The best way to handle this is to get out of debt NOW. If you do not have any credit cards or pay them off every month, why not just stop using them altogether? Just don't have one. If you have relatively low balances, pay them off completely and stop using them. Paying for something on credit just isn't worth the interest rates in the long run. If you find something that is on sale for $100 dollars and it looks like a really good deal, you buy it on the credit card that you are already carrying a balance on, at 19% interest, you are paying $119.00 for it the second month, $141.61 the third month, $168.51 the forth month, etc, until it is paid off. That $100 purchase doesn't look like such a good deal anymore, does it. And that is considering you don't have a late fee in there somewhere that causes your interest rate to skyrocket upward of 25-30%. Best bet is to just stop using credit. If you can't pay cash for it , don't buy it.
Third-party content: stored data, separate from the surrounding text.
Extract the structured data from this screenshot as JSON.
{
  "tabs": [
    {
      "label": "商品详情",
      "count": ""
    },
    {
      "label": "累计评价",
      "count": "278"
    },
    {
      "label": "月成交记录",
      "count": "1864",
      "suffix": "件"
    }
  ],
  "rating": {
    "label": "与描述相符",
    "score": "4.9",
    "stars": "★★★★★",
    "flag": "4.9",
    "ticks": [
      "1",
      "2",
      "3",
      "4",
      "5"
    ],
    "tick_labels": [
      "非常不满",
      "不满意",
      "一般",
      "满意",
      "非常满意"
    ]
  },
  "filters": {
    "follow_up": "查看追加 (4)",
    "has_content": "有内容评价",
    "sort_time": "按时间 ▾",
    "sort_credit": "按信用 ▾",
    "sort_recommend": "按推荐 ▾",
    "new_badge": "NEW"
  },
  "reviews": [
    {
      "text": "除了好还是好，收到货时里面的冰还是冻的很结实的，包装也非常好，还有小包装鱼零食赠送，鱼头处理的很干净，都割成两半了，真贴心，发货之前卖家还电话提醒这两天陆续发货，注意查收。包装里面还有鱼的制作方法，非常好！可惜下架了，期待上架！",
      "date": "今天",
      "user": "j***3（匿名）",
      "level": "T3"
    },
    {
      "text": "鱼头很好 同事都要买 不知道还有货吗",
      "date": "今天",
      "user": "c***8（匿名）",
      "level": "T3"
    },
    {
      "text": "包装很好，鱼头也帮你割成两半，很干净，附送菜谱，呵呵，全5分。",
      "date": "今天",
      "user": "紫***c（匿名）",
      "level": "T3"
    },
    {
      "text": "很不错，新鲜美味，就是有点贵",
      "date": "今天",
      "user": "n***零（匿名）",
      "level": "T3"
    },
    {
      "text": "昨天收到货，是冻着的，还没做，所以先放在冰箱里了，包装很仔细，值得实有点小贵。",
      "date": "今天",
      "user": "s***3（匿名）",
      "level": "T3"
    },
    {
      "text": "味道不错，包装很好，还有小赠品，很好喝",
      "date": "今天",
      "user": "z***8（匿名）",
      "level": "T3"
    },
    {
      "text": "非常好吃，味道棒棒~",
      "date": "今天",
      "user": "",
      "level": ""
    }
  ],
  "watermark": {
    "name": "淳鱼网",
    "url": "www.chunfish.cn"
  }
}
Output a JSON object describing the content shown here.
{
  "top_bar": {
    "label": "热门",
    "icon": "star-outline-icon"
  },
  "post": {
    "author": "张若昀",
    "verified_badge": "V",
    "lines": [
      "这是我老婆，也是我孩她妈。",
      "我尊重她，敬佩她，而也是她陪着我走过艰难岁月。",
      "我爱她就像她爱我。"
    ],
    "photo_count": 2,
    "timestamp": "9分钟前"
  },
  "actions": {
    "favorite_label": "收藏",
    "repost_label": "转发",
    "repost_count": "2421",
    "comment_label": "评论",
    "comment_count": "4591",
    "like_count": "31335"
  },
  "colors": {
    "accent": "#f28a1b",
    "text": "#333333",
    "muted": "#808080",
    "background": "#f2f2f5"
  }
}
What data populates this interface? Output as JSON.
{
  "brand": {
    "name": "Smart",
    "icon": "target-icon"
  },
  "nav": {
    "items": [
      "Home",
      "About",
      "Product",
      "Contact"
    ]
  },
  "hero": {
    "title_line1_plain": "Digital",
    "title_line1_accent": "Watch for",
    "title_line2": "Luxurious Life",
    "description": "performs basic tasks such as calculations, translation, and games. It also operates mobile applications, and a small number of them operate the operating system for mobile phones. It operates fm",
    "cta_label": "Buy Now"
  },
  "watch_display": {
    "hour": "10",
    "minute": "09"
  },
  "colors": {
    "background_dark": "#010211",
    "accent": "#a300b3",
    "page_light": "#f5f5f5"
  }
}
We paid off all of our credit cards a couple of years ago. We refinanced the house at a lower interest rate and a shorter term. We knocked 2 years and 2.5% off of our mortgage and managed to cash out some of the equity to pay off 4 of our 5 credit cards. We were left with 1 card that had a 5k+ balance. By not having the other cards to pay, we were able to pay that one on time every month. A large cash gift from the in-laws allowed us to pay that one off as well as the truck. So now all we have left is the mortgage. And we try to pay extra on that principle as well, when we can.

This has allowed us to build up some savings. Now if something happens to my husband's job, we have enough to get by for a couple of months until he can either find a new job or we can sell the house and move. Or in an emergency comes up, we do have some reserves.

All of this means that we cannot go out every weekend, or buy the latest gadget on the market, but you know what, we don't really need it. And it feels much better to have the reserves in the bank than to have the coolest video phone on the market. Especially now.